Nikon Z6 + Atomos Ninja V : les pionniers du ProRes RAW sur un Hybride 24 x 36. © DR

Du temps de la photochimie, il n’y avait qu’un seul processus possible, et même si on avait le choix dans les émulsions, il n’y avait plus ou moins qu’un seul standard, le sacro-saint 35 mm. Avec l’arrivée de la vidéo, nous avons déjà connu plusieurs batailles technologiques, que ce soit au niveau des standards de la vidéo pour le grand public avec la fameuse bataille VHS/Betamax/V2000 pour les caméscopes et les magnétoscopes de salon, puis plus tard le Blu-ray Disc contre le DVD HD.

 

Du côté du marché professionnel et du temps de l’analogique c’était à peu près simple, les formats se succédaient et il y avait des périodes de transition parfois délicates pour passer d’un standard à l’autre, mais il n’y avait qu’un ou deux standards possibles pour les pros, jusqu’à la mort de la bande magnétique.

 

En France, le Betacam, DVCam, XDCam ou encore le HDcam, formats propriétaires signés Sony sont restés maîtres du jeu jusqu’à il n’y a encore pas longtemps, que ce soit au niveau des enregistreurs dans les caméras ou pour les supports de diffusion. Depuis l’arrivée de la dématérialisation, chaque constructeur essaie de se démarquer et c’est devenu un grand festival de tentatives de démonstrations de supériorité d’ingénierie et de maîtrise technologique.
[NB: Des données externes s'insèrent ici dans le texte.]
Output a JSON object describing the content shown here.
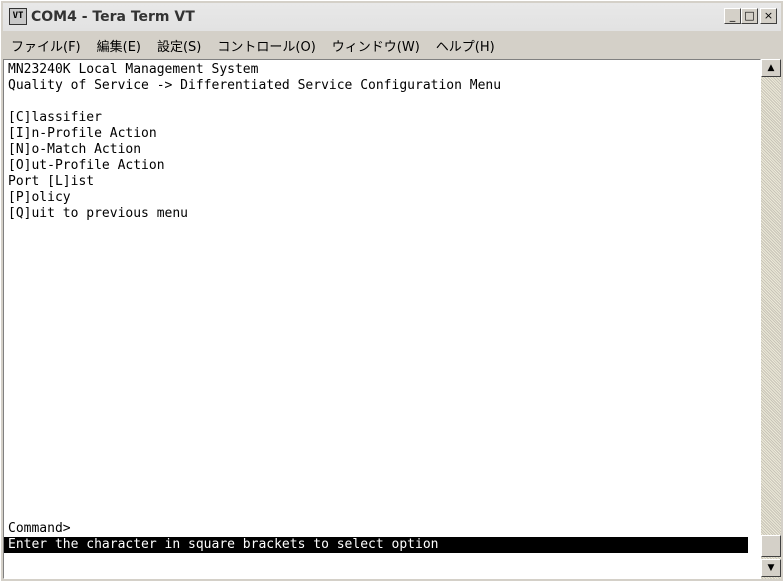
{
  "window": {
    "title": "COM4 - Tera Term VT",
    "icon_label": "VT"
  },
  "title_buttons": {
    "minimize": "_",
    "maximize": "□",
    "close": "×"
  },
  "menu": [
    "ファイル(F)",
    "編集(E)",
    "設定(S)",
    "コントロール(O)",
    "ウィンドウ(W)",
    "ヘルプ(H)"
  ],
  "terminal": {
    "lines": [
      "MN23240K Local Management System",
      "Quality of Service -> Differentiated Service Configuration Menu",
      "",
      "[C]lassifier",
      "[I]n-Profile Action",
      "[N]o-Match Action",
      "[O]ut-Profile Action",
      "Port [L]ist",
      "[P]olicy",
      "[Q]uit to previous menu"
    ],
    "prompt": "Command>",
    "status": "Enter the character in square brackets to select option"
  },
  "scrollbar": {
    "up_arrow": "▲",
    "down_arrow": "▼"
  }
}
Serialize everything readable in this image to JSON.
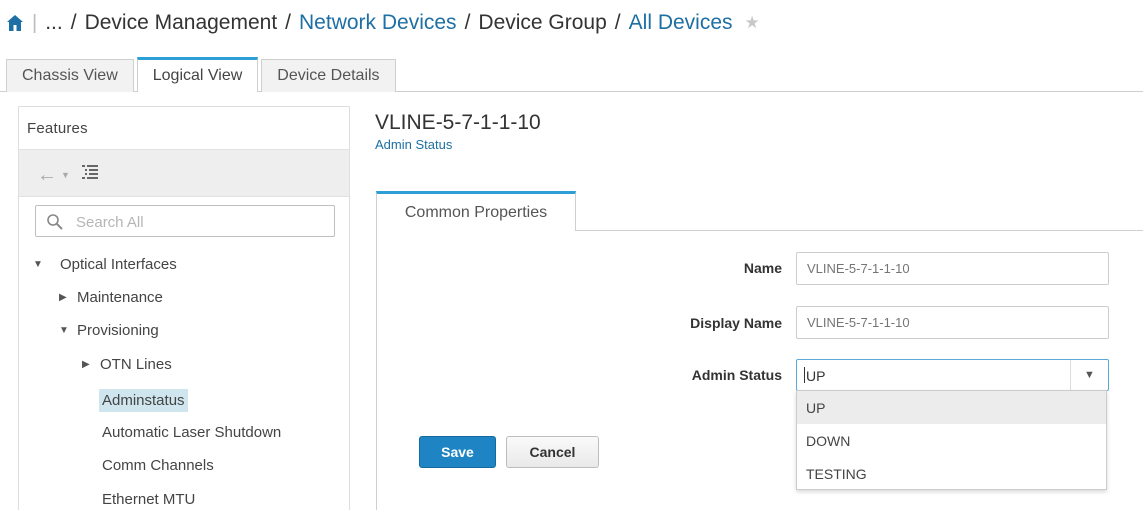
{
  "breadcrumb": {
    "ellipsis": "...",
    "separator": "/",
    "items": [
      {
        "label": "Device Management"
      },
      {
        "label": "Network Devices"
      },
      {
        "label": "Device Group"
      },
      {
        "label": "All Devices"
      }
    ]
  },
  "top_tabs": [
    {
      "label": "Chassis View"
    },
    {
      "label": "Logical View",
      "active": true
    },
    {
      "label": "Device Details"
    }
  ],
  "features": {
    "title": "Features",
    "search_placeholder": "Search All",
    "tree": [
      {
        "label": "Optical Interfaces",
        "toggle": "▼"
      },
      {
        "label": "Maintenance",
        "toggle": "▶"
      },
      {
        "label": "Provisioning",
        "toggle": "▼"
      },
      {
        "label": "OTN Lines",
        "toggle": "▶"
      },
      {
        "label": "Adminstatus",
        "selected": true
      },
      {
        "label": "Automatic Laser Shutdown"
      },
      {
        "label": "Comm Channels"
      },
      {
        "label": "Ethernet MTU"
      }
    ]
  },
  "content": {
    "title": "VLINE-5-7-1-1-10",
    "subtitle": "Admin Status",
    "tab_label": "Common Properties",
    "fields": {
      "name_label": "Name",
      "name_placeholder": "VLINE-5-7-1-1-10",
      "display_name_label": "Display Name",
      "display_name_placeholder": "VLINE-5-7-1-1-10",
      "admin_status_label": "Admin Status",
      "admin_status_value": "UP",
      "admin_status_options": [
        "UP",
        "DOWN",
        "TESTING"
      ]
    },
    "save_label": "Save",
    "cancel_label": "Cancel"
  },
  "colors": {
    "link": "#1e6fa3",
    "accent": "#2b9fd6",
    "primary_button": "#1f84c4",
    "selected_row": "#cfe6ee"
  }
}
Le constat technique est simple, contrairement au marché de la photo où l’utilisateur a le choix entre faire du Jpeg (codec compressé) ou du Raw, (certains constructeurs proposent aussi le Tiff) au niveau de la vidéo et du cinéma numérique, c’est beaucoup plus compliqué.

 

Les différences techniques

La différence entre le Raw, qui veut dire « brut » en anglais, et la plupart des codecs du marché c’est qu’il enregistre le signal brut du capteur alors que les autres codecs enregistrent un signal qui est déjà passé par un traitement numérique, que l’on appelle la débayerisation, c’est le procédé pour transformer le système de la matrice de bayer présent sur les capteurs CMOS afin de recréer les couleurs rouge, verte et bleue.

 

A contrario, sur un fichier Raw, il est possible de modifier les paramètres d’exposition et la balance des blancs, par exemple dans le logiciel de postproduction puisque ce sont les données brutes du capteur qui sont compressées puis enregistrées, ce qui permet d’avoir de plus grandes possibilités de corrections à l’étalonnage et qui rajoute de la souplesse pour les plans nécessitant des trucages.

 

La complexité est de pouvoir faire des codecs qui permettent une qualité technique d’enregistrement du signal qui soit à la hauteur de nos espérances tout en proposant un poids de fichier modéré qui nous évite de nous balader avec des systèmes de stockage trop volumineux et trop onéreux sur le tournage.

 

D’un côté, nous avons les codecs qui sont tous dérivés du Mpeg 4 – H264 comme le XAVC chez Sony, et intégrés dans la plupart des boîtiers hybrides de chez Nikon, Canon, Panasonic et consorts. De l’autre nous avons les codecs plus nobles issus du monde de la postproduction comme le fameux ProRes de chez Apple ou le DNX de chez Avid pour ne citer qu’eux.

 

Aujourd’hui encore, dans le monde du cinéma, la plupart des films tournés sur les caméras Alexa de chez Arri, puisque c’est la plus populaire sur les plateaux de tournage, sont tournés avec les codecs Apple ProRes avec un profil logarithmique, le Log-C de chez Arri. La solution la plus qualitative serait de tourner en Raw aussi pour le cinéma, c’est ce qui est fait sur les plus grosses productions et quelques fois le Raw et le ProRes sont mélangés pour des questions de coût et de quantité de données à gérer et à stocker. Dans ce cas de figure, le Raw est utilisé pour les scènes nécessitant des effets spéciaux complexes ou des scènes qui pourraient avoir besoin d’un étalonnage plus poussé.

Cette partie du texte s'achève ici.